Fast Access to your Complex Data: Avro, JSON, ORC, and Parquet

Thursday, May 23
4:50 PM - 5:30 PM
Marquis Salon 13

The landscape for storing your big data is quite complex, with several competing formats and different implementations of each format. Understanding your use of the data is critical for picking the format. Depending on your use case, the different formats perform very differently. Although you can use a hammer to drive a screw, it isn’t fast or easy to do so.

The use cases that we’ve examined are:
* reading all of the columns
* reading a few of the columns
* filtering using a filter predicate
* writing the data
* schema evolution

While previous work has compared the size and speed from Hive, this presentation will present benchmarks from Spark including the new work that radically improves the performance of Spark on ORC. This presentation will also include tips and suggestions to optimize the performance of your application while reading and writing the data.

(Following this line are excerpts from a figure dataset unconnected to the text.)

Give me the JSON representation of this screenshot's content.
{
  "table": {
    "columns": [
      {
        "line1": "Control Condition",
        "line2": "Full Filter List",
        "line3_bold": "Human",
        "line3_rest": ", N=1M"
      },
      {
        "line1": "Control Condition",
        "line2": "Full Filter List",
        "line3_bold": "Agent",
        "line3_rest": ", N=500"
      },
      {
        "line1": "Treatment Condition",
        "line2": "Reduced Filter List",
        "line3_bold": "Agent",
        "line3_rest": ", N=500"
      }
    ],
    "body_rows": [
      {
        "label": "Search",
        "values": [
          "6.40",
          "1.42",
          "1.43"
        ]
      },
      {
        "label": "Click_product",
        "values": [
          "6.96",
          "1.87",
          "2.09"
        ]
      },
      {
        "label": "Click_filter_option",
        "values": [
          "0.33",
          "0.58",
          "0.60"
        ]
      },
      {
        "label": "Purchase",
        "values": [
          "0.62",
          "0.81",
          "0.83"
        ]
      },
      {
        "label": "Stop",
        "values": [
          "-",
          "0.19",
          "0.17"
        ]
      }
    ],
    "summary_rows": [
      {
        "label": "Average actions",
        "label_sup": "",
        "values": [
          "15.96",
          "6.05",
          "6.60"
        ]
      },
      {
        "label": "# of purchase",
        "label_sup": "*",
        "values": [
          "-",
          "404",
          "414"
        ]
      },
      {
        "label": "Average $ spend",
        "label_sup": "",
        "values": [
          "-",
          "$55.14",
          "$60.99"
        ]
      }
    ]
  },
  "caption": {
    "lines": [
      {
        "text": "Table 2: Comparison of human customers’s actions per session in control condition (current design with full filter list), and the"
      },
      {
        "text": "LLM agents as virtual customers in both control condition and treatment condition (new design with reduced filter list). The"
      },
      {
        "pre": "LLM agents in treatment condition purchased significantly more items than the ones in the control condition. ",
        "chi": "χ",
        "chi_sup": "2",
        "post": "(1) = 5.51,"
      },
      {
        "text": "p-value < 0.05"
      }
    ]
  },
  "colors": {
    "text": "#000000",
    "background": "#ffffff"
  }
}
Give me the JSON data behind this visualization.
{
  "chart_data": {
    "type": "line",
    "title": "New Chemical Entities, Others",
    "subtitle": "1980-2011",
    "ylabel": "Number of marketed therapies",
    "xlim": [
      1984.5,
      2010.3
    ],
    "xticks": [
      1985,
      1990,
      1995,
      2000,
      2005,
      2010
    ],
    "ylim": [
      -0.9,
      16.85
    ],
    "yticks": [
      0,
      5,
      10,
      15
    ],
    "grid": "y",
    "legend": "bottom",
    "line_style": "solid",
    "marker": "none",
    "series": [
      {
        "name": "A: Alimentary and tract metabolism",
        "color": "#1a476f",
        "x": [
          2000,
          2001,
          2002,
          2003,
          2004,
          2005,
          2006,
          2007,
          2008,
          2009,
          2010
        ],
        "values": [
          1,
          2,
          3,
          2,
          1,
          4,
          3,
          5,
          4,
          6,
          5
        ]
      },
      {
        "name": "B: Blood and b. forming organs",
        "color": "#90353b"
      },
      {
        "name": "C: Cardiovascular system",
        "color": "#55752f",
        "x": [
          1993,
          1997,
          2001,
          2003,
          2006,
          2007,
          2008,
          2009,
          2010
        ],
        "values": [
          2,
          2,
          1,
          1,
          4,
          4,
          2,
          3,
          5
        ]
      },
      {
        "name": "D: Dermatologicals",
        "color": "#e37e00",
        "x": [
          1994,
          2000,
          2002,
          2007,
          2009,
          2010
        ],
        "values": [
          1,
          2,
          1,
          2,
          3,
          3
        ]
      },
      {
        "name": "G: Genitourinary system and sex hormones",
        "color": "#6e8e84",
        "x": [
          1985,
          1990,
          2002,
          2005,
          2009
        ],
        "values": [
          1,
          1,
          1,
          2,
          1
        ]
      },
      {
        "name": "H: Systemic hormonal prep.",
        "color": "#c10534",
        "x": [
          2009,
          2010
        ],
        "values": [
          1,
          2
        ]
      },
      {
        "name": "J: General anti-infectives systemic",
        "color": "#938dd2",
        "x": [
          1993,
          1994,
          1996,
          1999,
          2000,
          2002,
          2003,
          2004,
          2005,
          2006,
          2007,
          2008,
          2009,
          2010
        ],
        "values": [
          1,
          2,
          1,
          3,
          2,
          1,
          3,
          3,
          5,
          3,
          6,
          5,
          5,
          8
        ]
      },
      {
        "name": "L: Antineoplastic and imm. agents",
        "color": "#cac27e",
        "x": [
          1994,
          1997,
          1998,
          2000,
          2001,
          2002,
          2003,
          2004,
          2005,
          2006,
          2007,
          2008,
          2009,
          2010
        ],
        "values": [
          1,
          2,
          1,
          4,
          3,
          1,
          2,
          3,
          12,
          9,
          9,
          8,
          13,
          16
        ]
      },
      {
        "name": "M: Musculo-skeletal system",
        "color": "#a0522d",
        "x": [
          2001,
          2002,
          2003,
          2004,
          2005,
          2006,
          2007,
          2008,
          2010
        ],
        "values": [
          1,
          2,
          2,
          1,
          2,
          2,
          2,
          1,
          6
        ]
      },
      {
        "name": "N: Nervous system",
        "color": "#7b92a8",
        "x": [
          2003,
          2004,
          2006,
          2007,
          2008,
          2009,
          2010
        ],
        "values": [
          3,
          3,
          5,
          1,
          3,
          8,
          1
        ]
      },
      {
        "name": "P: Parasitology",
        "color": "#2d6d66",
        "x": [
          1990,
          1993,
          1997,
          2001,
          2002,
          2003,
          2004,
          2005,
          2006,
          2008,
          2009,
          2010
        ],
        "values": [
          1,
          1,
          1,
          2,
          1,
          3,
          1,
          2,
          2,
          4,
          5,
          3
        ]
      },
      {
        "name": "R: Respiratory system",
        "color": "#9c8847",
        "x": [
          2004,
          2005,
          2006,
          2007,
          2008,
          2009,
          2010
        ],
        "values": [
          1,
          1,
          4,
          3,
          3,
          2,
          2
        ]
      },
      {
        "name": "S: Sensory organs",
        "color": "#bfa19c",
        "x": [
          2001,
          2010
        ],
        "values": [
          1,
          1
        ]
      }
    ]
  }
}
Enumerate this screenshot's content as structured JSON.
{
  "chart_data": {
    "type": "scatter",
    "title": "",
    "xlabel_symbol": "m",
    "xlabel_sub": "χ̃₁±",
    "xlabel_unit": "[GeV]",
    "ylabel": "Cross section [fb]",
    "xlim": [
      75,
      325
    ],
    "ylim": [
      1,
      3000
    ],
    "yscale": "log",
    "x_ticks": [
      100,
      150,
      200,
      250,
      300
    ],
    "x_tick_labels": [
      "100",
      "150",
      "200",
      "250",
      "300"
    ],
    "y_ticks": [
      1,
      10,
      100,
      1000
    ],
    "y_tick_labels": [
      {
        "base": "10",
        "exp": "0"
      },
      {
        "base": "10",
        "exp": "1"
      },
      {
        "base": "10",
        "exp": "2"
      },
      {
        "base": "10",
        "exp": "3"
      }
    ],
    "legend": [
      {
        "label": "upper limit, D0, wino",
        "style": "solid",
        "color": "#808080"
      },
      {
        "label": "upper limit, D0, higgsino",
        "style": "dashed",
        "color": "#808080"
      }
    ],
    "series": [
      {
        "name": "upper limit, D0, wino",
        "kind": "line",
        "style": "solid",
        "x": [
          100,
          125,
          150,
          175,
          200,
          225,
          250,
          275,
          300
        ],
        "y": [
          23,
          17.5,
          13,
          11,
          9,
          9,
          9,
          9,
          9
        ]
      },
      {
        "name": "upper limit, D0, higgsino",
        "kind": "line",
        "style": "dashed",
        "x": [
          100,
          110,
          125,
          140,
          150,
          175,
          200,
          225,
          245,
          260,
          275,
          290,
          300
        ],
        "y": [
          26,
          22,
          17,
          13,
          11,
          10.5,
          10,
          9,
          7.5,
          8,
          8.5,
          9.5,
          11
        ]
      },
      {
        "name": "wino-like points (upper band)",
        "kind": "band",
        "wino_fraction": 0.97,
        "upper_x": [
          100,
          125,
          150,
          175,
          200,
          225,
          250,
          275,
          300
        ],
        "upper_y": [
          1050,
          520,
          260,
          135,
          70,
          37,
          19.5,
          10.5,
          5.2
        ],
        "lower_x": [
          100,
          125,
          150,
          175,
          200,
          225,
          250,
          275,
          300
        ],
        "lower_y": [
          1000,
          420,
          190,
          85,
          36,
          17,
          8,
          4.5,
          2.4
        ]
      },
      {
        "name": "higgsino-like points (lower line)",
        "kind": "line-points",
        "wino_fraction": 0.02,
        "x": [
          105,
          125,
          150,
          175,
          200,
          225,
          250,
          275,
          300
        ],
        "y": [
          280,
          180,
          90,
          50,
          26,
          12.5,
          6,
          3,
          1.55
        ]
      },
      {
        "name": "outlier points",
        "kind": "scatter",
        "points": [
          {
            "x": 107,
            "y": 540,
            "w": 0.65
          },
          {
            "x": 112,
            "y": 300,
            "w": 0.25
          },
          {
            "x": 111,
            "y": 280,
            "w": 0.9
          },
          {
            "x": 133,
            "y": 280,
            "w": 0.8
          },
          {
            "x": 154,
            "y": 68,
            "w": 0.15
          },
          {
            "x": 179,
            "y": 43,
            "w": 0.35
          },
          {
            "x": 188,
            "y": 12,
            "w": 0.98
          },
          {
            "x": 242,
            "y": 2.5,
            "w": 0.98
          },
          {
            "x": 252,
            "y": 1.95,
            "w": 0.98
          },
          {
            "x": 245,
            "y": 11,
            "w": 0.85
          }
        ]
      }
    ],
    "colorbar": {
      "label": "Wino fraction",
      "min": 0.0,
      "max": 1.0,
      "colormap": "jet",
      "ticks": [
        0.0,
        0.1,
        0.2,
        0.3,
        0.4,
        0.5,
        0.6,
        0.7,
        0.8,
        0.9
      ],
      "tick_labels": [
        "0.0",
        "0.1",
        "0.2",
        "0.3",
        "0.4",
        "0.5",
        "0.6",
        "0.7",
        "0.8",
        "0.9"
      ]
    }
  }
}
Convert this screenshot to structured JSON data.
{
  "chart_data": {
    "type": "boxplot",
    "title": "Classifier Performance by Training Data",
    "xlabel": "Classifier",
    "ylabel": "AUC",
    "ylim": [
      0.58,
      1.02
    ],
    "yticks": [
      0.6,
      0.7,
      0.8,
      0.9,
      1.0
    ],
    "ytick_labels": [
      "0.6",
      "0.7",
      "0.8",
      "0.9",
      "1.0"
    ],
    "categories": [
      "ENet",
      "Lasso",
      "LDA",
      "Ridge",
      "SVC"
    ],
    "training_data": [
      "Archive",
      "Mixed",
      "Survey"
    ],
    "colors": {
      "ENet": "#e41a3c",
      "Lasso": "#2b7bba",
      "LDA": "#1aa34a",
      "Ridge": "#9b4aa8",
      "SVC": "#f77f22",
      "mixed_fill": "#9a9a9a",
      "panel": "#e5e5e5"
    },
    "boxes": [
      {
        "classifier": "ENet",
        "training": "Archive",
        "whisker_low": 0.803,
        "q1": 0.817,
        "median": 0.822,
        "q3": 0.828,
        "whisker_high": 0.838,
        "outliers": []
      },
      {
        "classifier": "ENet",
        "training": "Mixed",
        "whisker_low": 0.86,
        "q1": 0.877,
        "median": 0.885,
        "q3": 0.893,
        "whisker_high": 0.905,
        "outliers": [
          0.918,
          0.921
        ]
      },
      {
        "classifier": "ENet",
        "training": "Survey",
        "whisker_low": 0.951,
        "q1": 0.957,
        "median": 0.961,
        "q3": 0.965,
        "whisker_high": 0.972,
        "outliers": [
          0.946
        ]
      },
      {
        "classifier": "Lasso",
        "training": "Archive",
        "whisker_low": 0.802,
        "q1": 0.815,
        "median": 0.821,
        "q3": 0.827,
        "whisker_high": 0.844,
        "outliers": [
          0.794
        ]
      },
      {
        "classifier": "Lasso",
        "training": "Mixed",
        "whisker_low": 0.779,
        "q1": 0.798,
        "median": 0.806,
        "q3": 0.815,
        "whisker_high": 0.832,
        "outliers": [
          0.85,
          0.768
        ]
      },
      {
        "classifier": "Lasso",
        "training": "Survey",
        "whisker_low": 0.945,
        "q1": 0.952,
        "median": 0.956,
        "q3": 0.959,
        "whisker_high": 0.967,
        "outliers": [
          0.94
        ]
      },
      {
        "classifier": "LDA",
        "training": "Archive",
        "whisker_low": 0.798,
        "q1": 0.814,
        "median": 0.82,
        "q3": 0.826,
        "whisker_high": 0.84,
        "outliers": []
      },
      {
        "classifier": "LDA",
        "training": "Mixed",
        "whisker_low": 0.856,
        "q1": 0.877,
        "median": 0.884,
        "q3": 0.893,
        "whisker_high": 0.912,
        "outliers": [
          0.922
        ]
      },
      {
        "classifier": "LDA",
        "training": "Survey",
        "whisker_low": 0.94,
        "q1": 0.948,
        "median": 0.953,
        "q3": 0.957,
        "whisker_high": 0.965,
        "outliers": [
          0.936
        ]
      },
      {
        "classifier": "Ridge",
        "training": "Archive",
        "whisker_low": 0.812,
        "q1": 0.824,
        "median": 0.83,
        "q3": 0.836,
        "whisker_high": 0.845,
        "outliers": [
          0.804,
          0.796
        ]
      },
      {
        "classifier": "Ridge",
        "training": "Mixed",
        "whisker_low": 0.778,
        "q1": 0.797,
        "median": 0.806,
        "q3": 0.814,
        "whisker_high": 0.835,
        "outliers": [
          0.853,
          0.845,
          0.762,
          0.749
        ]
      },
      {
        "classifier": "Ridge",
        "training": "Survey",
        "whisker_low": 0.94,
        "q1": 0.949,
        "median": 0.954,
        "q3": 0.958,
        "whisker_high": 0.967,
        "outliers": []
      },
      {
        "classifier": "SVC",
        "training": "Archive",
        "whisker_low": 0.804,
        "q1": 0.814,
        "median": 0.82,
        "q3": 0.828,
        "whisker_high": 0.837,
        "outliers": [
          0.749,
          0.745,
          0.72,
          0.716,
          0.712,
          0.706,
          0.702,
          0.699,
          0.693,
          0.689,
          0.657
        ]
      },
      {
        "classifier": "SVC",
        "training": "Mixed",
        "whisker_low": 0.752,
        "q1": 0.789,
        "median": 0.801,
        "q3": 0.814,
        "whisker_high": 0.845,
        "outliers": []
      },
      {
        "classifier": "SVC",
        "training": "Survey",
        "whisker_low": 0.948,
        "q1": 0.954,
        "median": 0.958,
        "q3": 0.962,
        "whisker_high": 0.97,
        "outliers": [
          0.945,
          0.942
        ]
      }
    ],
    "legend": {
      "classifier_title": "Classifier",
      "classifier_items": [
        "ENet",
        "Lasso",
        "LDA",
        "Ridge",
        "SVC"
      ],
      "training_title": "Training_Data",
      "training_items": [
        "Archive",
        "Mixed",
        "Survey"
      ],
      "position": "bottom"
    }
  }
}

Finally, the value of having open source benchmarks that are available to all interested parties is hugely important and all of the code is available from the Apache ORC project.

SPEAKERS

Owen O'Malley
Co-founder & Technical Fellow
Cloudera
Owen O'Malley is a co-founder and technical fellow at Hortonworks, a rapidly growing company (25 to 1,000 employees in 5 years), which develops the completely open source Hortonworks Data Platform (HDP). HDP includes Hadoop and the large ecosystem of big data tools that enterprises need for their data analytics. Owen has been working on Hadoop since the beginning of 2006 at Yahoo, was the first committer added to the project, and used Hadoop to set the Gray sort benchmark in 2008 and 2009. In the last 8 years, he has been the architect of MapReduce, Security, and now Hive. Recently he has been driving the development of the ORC file format and adding ACID transactions to Hive. Before working on Hadoop, he worked on Yahoo Search's WebMap project, which was the original motivation for Yahoo to work on Hadoop.  Prior to Yahoo, he wandered between testing (UCI), static analysis (Reasoning), configuration management (Sun), and software model checking (NASA). He received his PhD in Software Engineering from University of California, Irvine.